AMD plans to catch up with Nvidia in real-time ray tracing technology using neural networks. Nvidia currently dominates the graphics card market thanks to its advanced AI and machine learning-based technologies such as DLSS. AMD is still significantly behind, especially in the consumer segment, but expects to change the situation in the near future.

Image source: PowerColor, Tomshardware.com

Traditional ray tracing requires a huge amount of computation – sometimes thousands or tens of thousands of rays per pixel, which is the standard used in the film industry, where it can take hours to render a single frame. Ray tracing renders a scene by calculating light reflections, where each change in the ray path can result in a different color interpretation of the pixel. The more such calculations, the better the final image becomes.

However, to achieve real-time ray tracing, which is relevant for video games, the number of such calculations must be significantly reduced. But this will lead to even more noise in the images due to the fact that some rays often fail to reach certain pixels, causing the scene to be incompletely illuminated. AMD plans to address this issue with a neural network that will eliminate these problems and restore scene detail, similar to Nvidia’s approach.

AMD’s actual innovation is to combine upscaling and noise removal in one neural network. As the company itself states, their approach “generates high-quality denoised and supersampled images at a higher display resolution than real-time path tracing rendering resolution.” This will allow you to perform upscaling in one pass.

AMD’s research could lead to a new version of FSR (temporal scaling technology) that could rival Nvidia’s technology in performance and image quality. However, the question is, will existing AMD GPUs be able to support neural networks to eliminate noise, or will new hardware be required?
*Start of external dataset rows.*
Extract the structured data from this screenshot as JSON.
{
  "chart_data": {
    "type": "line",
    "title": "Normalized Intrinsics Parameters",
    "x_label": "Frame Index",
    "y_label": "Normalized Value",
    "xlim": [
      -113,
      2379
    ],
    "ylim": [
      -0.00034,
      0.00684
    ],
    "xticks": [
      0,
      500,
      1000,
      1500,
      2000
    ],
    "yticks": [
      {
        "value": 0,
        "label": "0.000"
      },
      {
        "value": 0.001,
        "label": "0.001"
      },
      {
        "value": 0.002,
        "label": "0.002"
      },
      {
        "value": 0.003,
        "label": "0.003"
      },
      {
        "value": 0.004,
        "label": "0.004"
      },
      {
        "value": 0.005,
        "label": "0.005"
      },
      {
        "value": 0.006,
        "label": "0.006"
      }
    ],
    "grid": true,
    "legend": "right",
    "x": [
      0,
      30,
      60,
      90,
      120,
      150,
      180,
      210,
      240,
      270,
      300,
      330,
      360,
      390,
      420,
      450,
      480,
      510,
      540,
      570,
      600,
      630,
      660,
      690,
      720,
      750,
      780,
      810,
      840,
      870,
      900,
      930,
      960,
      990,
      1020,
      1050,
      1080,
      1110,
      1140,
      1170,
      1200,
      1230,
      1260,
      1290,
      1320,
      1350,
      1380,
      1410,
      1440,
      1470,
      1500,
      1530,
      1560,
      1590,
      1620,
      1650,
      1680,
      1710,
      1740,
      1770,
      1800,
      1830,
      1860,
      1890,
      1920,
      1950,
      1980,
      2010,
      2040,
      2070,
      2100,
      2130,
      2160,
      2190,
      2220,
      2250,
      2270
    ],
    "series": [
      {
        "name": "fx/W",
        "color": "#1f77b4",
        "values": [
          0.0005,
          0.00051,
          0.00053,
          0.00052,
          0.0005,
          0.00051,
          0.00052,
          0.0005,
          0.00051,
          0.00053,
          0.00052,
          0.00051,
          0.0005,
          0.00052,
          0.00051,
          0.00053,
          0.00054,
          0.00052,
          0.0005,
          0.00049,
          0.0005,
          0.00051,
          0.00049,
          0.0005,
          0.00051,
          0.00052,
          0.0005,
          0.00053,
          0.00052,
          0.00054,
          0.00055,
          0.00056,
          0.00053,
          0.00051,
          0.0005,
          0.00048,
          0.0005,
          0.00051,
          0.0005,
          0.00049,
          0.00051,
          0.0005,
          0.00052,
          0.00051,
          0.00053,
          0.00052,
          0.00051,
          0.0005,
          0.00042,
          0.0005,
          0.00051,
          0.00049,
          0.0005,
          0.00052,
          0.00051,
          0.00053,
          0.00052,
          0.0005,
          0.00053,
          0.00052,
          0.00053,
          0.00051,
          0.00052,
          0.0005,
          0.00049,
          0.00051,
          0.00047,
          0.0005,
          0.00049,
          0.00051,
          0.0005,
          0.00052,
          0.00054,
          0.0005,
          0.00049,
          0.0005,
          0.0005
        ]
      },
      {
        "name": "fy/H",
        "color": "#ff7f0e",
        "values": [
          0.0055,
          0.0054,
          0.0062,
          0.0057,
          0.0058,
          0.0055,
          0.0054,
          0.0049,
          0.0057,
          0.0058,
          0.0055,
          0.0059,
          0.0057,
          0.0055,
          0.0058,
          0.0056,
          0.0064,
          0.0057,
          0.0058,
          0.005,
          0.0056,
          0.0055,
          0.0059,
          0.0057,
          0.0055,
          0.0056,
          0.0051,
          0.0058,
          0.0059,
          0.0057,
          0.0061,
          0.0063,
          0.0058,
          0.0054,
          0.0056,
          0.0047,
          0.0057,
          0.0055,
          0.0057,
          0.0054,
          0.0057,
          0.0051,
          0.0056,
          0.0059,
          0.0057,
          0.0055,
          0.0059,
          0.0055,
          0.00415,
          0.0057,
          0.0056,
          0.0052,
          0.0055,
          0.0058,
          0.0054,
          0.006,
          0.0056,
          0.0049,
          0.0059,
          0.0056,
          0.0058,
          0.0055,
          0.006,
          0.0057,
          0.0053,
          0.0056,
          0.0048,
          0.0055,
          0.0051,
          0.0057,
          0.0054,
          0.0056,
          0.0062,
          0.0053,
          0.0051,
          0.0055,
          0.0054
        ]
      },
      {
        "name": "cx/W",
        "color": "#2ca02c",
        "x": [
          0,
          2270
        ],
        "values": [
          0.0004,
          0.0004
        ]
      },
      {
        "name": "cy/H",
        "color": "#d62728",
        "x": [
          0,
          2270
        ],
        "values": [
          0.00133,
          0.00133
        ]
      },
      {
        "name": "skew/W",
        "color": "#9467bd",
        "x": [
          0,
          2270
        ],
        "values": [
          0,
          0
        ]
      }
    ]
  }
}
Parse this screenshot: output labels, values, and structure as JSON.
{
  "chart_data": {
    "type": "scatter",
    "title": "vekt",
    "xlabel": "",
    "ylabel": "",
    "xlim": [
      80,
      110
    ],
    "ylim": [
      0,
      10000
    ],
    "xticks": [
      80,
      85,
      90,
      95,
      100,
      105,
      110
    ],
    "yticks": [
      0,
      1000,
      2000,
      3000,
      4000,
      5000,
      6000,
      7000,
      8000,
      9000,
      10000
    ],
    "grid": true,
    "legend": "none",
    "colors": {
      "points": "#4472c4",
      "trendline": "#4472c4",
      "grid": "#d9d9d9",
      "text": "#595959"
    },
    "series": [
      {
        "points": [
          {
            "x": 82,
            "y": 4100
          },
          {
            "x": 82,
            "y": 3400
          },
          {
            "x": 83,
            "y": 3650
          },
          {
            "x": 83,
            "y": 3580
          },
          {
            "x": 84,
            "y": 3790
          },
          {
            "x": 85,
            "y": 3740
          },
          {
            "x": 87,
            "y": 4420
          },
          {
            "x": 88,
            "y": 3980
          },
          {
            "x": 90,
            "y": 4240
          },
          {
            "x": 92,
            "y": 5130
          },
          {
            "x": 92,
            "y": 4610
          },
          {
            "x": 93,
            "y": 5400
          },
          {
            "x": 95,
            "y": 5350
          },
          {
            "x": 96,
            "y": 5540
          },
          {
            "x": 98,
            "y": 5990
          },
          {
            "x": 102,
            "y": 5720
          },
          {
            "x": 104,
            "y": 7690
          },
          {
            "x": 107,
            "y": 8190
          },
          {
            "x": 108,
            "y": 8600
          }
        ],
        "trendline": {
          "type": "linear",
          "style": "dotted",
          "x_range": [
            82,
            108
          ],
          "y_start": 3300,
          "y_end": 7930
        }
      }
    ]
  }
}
For example, Nvidia’s DLSS requires dedicated AI hardware on GeForce RTX GPUs, as well as an optical streaming accelerator to generate frames on GeForce RTX 40-series and later models. Current AMD GPUs generally do not have dedicated AI accelerators, unlike Nvidia GeForce RTX, where such accelerators play a key role in the implementation of DLSS.

If AMD can implement an effective approach to neural ray tracing and upscaling, it will expand access to high-quality graphics on a wider range of hardware. However, given the high ray tracing demands of modern games like Alan Wake 2 and Cyberpunk 2077, the company will likely need more powerful hardware to achieve high levels of image quality.